Taking into account that maize crop is grown across large agro-ecologies in Kenya, and elsewhere in Africa, it was important in this study to adopt a framework that could provide some level of knowledge at agro-ecological and national level. The mapping framework used readily available open-access temperature (and other variables if desired) data and could be used for other crops and research questions. Therefore, to scale up our results, a bottom-up approach in which a number of sites were selected for the analysis of the model followed by mapping was adopted. During the mapping step the temperature applied contained wider ranges than those used at individual trial locations, which helped to estimate the length of growing period for each variety of maize in the whole of Kenya. Such outcome is of high importance to farmers as it provides location specific and accurate duration of events during the growing of maize, which could guide in management planning. The predictive mapping framework could be used at a range of scales depending on the user and their needs. For example, extension workers may want to know what variety performs best at a particular location. Input dealers, on the other hand, may want to know what range of varieties to stock for their market area.
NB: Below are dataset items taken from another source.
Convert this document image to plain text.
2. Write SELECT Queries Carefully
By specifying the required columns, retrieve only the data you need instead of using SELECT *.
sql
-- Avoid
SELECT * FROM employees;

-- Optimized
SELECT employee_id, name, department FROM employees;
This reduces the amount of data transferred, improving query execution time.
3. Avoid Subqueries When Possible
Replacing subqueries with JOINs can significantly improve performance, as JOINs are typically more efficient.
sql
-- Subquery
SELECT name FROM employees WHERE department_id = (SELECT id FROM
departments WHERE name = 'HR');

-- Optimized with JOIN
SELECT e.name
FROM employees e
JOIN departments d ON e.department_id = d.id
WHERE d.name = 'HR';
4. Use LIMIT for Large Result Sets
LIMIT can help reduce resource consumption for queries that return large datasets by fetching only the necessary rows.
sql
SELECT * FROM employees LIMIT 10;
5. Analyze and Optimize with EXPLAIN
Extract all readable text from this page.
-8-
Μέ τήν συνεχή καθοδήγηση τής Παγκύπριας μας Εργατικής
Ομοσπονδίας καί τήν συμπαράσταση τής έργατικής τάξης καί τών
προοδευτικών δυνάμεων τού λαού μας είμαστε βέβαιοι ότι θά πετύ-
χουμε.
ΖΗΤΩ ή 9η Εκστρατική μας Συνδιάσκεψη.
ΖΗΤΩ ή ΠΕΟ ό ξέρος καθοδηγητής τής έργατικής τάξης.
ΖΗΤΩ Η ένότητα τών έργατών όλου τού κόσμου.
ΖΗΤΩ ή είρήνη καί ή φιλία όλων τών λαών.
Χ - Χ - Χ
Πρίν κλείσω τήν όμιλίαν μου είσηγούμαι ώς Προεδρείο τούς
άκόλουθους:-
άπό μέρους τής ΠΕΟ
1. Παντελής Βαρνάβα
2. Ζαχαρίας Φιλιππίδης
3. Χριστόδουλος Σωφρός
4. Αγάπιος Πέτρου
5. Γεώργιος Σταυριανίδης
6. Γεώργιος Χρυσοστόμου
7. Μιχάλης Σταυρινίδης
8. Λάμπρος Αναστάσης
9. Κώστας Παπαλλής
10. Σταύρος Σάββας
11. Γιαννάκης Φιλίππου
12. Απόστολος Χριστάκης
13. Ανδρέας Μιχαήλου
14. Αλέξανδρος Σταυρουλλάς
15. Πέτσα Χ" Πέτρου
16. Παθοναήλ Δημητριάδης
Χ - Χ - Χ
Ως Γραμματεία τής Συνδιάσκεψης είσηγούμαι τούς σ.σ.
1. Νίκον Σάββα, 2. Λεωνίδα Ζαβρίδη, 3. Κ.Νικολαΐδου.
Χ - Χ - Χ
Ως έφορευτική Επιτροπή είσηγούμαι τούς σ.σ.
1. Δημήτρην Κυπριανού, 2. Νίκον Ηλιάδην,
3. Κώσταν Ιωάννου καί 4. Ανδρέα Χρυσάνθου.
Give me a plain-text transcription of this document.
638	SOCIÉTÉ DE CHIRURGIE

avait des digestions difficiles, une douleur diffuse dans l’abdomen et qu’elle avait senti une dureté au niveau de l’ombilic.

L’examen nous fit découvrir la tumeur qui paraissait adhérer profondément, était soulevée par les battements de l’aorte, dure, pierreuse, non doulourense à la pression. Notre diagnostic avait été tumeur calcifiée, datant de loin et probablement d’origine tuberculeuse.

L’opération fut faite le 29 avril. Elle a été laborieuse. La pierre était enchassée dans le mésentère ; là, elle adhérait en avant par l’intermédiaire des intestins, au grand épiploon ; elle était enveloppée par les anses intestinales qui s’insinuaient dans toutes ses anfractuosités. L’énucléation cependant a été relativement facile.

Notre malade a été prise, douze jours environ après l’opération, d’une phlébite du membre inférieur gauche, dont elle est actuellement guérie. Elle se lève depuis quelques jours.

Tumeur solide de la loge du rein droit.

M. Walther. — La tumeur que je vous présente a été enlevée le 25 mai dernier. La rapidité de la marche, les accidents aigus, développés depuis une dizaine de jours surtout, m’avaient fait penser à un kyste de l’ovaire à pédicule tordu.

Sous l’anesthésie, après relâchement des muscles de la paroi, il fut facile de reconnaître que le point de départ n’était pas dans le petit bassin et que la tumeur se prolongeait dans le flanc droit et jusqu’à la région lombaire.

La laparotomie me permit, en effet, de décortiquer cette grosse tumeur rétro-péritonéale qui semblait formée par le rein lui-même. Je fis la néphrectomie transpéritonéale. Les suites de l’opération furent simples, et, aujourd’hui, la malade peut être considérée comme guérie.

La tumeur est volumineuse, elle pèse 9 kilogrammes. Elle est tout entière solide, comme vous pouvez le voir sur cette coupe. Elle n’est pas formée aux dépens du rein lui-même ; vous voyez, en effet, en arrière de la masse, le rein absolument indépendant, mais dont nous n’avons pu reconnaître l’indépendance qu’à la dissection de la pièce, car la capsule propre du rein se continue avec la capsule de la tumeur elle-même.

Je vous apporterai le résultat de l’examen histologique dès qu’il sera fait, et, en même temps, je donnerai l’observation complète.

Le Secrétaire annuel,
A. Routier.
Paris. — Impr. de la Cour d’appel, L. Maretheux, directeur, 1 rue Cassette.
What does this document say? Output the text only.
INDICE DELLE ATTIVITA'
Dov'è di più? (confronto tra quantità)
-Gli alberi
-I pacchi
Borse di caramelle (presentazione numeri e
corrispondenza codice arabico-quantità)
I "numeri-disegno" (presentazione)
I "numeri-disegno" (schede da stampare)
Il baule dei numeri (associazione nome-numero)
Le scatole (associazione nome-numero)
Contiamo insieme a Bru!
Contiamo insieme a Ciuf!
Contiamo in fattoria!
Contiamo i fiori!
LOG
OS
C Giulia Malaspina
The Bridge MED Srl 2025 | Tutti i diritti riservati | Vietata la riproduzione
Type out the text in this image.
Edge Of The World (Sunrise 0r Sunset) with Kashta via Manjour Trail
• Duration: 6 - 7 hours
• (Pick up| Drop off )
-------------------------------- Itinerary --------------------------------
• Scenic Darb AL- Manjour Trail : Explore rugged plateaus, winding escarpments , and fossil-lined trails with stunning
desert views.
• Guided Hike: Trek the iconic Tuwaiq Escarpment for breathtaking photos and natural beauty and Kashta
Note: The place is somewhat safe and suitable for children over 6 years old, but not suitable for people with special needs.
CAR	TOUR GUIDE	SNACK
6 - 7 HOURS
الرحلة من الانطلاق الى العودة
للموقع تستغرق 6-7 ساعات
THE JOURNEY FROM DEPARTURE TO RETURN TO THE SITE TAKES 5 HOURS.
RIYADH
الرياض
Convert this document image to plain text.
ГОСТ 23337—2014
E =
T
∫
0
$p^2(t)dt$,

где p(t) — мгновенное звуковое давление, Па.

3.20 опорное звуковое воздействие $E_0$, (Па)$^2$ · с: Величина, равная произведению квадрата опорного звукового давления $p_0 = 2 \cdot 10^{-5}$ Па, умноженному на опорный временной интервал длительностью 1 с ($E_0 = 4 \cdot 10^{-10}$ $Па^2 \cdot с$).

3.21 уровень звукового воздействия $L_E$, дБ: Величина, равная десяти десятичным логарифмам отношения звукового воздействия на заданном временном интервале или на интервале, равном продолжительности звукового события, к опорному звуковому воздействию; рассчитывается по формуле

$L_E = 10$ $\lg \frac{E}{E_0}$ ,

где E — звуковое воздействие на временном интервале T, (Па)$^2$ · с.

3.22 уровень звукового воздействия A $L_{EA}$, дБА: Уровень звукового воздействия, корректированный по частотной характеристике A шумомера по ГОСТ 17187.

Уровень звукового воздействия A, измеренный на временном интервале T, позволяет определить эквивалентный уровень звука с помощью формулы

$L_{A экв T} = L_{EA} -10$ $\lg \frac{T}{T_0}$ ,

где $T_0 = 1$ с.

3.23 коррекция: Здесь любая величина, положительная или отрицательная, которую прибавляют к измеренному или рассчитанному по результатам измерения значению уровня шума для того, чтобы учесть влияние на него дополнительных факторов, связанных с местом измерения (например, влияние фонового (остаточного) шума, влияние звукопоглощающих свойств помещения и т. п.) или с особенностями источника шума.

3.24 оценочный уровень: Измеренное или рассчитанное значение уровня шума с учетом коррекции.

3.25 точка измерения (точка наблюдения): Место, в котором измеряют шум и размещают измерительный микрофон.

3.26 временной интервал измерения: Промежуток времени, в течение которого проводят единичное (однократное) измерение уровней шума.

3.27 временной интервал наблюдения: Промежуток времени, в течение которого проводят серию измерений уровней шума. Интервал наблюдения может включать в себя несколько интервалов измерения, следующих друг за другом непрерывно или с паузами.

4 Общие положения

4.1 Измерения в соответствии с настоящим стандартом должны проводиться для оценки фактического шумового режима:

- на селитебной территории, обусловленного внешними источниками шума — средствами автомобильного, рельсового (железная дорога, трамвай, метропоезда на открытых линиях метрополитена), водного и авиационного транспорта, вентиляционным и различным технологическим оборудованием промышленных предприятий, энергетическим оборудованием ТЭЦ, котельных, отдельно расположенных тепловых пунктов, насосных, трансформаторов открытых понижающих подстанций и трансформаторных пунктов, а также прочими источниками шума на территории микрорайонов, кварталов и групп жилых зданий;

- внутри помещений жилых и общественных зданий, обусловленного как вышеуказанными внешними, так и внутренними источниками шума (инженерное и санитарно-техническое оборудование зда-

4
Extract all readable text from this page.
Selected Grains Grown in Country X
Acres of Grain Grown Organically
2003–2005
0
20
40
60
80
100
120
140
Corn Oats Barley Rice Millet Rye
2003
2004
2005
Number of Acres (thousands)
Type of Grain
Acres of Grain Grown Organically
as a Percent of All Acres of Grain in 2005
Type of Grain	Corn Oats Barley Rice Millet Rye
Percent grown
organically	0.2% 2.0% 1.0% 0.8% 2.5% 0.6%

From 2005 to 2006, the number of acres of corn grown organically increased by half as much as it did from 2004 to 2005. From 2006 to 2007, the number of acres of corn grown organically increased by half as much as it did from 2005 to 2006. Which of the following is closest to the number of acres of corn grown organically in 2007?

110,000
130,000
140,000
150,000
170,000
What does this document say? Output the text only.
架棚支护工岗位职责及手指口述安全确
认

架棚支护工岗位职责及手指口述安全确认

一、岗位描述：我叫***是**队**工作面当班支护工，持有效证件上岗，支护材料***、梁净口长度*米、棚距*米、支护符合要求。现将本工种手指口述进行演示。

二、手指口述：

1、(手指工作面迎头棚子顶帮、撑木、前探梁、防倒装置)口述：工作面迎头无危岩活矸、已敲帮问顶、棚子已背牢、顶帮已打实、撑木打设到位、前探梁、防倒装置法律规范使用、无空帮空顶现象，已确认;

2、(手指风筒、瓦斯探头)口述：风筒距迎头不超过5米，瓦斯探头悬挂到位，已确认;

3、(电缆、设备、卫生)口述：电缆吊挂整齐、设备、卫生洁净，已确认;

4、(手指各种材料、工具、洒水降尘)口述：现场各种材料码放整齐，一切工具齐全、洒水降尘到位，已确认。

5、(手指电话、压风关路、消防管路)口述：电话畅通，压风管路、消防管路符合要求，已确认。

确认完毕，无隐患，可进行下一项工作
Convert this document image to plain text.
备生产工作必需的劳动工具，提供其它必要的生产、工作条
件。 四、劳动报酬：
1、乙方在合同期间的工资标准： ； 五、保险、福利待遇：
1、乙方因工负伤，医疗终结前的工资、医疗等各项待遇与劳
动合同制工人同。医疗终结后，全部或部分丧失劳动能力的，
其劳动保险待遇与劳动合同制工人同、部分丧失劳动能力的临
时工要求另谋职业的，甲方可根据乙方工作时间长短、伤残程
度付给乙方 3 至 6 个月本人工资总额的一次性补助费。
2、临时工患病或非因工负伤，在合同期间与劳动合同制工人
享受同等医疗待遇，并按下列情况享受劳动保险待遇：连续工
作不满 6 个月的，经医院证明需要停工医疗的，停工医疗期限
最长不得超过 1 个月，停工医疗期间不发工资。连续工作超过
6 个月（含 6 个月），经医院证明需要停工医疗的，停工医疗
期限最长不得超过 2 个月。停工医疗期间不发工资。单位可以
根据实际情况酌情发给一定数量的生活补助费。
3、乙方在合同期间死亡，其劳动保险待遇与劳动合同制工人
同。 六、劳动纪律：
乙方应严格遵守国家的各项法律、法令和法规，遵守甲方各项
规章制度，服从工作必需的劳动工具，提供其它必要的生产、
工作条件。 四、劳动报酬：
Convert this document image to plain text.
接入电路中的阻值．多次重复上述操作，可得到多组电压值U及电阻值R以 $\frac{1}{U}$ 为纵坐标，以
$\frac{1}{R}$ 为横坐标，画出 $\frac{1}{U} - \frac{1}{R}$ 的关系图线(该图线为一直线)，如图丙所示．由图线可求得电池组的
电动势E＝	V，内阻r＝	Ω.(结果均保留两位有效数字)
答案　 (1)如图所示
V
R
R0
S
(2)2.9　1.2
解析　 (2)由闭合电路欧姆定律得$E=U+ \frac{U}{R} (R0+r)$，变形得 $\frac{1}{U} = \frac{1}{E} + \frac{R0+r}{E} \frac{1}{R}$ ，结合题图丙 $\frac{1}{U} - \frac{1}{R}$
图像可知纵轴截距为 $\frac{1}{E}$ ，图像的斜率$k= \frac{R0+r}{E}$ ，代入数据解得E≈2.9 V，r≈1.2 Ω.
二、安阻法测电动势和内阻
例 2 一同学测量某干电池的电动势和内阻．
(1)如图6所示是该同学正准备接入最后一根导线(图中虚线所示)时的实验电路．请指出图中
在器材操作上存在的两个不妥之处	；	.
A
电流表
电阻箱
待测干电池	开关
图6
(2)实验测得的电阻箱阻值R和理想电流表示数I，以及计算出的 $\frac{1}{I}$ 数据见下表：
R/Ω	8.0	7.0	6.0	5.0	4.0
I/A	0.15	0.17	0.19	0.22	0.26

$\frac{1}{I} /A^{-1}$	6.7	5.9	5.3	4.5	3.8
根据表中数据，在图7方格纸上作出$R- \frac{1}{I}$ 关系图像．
Implications of the study and conclusions

Phenology models are important analytical tools for predicting, evaluating, and understanding the length of crop growing duration under diverse environmental conditions. Linking the model with climate drivers such as temperature, and scaling out through predictive mapping, permitted us to estimate the phase duration of specific maize varieties throughout areas where maize is and can be grown in Kenya. Furthermore, these predictive models can be developed for other species and also used with future climate scenarios, to assess climate change impacts [35] and future breeding targets.

In East Africa, information on maize seed packages is usually very limited; with varieties being categorized in imprecise altitude classes (low, medium, high) and/or maturity groups (early, medium, late), neither of which are predictive. This study provided predictive, and hence location specific length of growing periods for 22 maize varieties. This information can help farmers in two ways. First, information on when varieties will mature can help farmers select the best variety for their location and growing season. Second, phonological predictions can be used to predict the timing of key stages of development that can be used to provide advice on the timing key events such weeding and application of fertilizer that will lead to improved yields. In future we intend to compact the maps and include additional features for each variety of maize (name, type, color, potential yield, maturity class, ecology, resistance to diseases/pests, tolerance to abiotic stresses, year and company of release) to be provided by breeders and specific country variety release institutions to develop a tool and smart phone applications that we hope will contribute to increased maize production in sub-Saharan Africa.